Rey tertawa dan berjalan ke samping suami Asty itu. Dia mempersilakan Adrian untuk menuju ke restoran yang terletak di bagian belakang hotel.

“Sepertinya ini akan menjadi awal dari persahabatan yang luar biasa, Pak Adrian.”

“Mudah-mudahan Pak Rey.”

Rey menyeringai.





.::..::..::..::.





Pintu depan Ndalem Banjarjunut porak poranda. Pasukan penjaga gerbang terkapar tak berdaya. Sepagi ini pasukan KSN yang sudah resmi bubar dikagetkan serangan mendadak oleh orang yang tak dikenal. Siapa pula yang menyerang mereka?

Oppa, Roni, Amon, Kang Daan, Albino, dan Tedi Ganesha berjajar di depan rumah utama. Mereka sejak beberapa hari masih berada dalam kondisi kebingungan karena KSN dibubarkan dan secara tidak langsung harus bergabung di bawah PSG yang tentu saja menimbulkan gelombang pro dan kontra. Opsi pertama adalah bergabung dengan PSG, sedangkan opsi kedua adalah mendirikan kelompok baru yang jelas menentang Lek Suman dan PSG, opsi ketiga adalah bergabung dengan kelompok lain untuk menentang dominasi Aliansi di wilayah utara.

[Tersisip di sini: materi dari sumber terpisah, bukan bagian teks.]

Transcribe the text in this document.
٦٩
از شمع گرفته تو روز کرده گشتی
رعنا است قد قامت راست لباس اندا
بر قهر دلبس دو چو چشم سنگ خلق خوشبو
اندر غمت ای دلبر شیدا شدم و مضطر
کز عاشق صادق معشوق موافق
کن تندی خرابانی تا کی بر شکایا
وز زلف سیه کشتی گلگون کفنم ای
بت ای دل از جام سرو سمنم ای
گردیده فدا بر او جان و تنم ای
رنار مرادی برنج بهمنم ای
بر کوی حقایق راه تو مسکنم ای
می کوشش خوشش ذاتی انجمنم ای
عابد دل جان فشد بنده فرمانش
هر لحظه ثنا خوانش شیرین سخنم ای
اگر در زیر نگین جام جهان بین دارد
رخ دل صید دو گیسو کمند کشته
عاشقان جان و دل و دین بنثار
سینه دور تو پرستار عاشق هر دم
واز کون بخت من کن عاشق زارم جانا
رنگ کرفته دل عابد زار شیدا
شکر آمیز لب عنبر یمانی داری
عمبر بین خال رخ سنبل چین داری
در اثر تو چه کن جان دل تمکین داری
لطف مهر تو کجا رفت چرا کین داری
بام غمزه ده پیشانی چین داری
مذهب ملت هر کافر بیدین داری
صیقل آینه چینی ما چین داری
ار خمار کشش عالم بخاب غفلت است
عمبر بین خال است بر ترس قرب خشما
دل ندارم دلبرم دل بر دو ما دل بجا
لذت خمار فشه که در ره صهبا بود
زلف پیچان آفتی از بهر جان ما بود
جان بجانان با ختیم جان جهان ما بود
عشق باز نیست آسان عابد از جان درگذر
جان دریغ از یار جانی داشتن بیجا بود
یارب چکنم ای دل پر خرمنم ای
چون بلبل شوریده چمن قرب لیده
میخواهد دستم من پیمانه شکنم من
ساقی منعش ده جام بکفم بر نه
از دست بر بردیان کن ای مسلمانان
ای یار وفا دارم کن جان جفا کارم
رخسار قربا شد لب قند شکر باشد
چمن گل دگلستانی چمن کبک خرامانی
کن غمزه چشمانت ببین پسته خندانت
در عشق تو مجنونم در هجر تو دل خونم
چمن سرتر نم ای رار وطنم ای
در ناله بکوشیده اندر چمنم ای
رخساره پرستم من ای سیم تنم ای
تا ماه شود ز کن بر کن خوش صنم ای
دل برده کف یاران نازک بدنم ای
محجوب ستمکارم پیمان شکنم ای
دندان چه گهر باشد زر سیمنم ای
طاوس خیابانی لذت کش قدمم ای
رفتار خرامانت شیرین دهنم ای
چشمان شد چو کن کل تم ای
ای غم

Lalu pagi ini, tiba-tiba saja, gerbang depan Ndalem Banjarjunut didobrak oleh seseorang tak dikenal.

Seseorang.

Apakah dia sendirian saja?

Pria itu berdiri tegak sambil menepuk tangannya yang berdebu dan tertawa keras-keras. Barisan penjaga gerbang dan pasukan KSN yang tak kurang dari sembilan orang terkapar di sekelilingnya, kalau tidak pingsan mereka hanya sanggup mengerang kesakitan tanpa sanggup berdiri.

“Hahahahaaha! Mana ketua kalian!? Aku mau bicara! Hahahahah.” Suara kencang menggetarkan seluruh kawasan. “Aku mau bicara! Hahahaha.”

Sosok pria yang baru datang punya rambut gondrong ndeso yang arah nyisirnya ga karuan, keriting tapi dipaksa gondrong sampai sebahu, entah keputusan apa yang membuatnya memiliki penampilan seperti itu, padahal sudah jelas tidak akan menambah ganteng wajahnya. Perawakan badannya juga tidak nyaman dipandang. Gempal, gemuk, bundar, dan pliket – kayak bakso urat. Sekilas lihat bisa dikira Ron Jeremy si legenda film porno, sekilas lihat lagi bisa dikira kepalanya ketempelan pohon cingcau rambat.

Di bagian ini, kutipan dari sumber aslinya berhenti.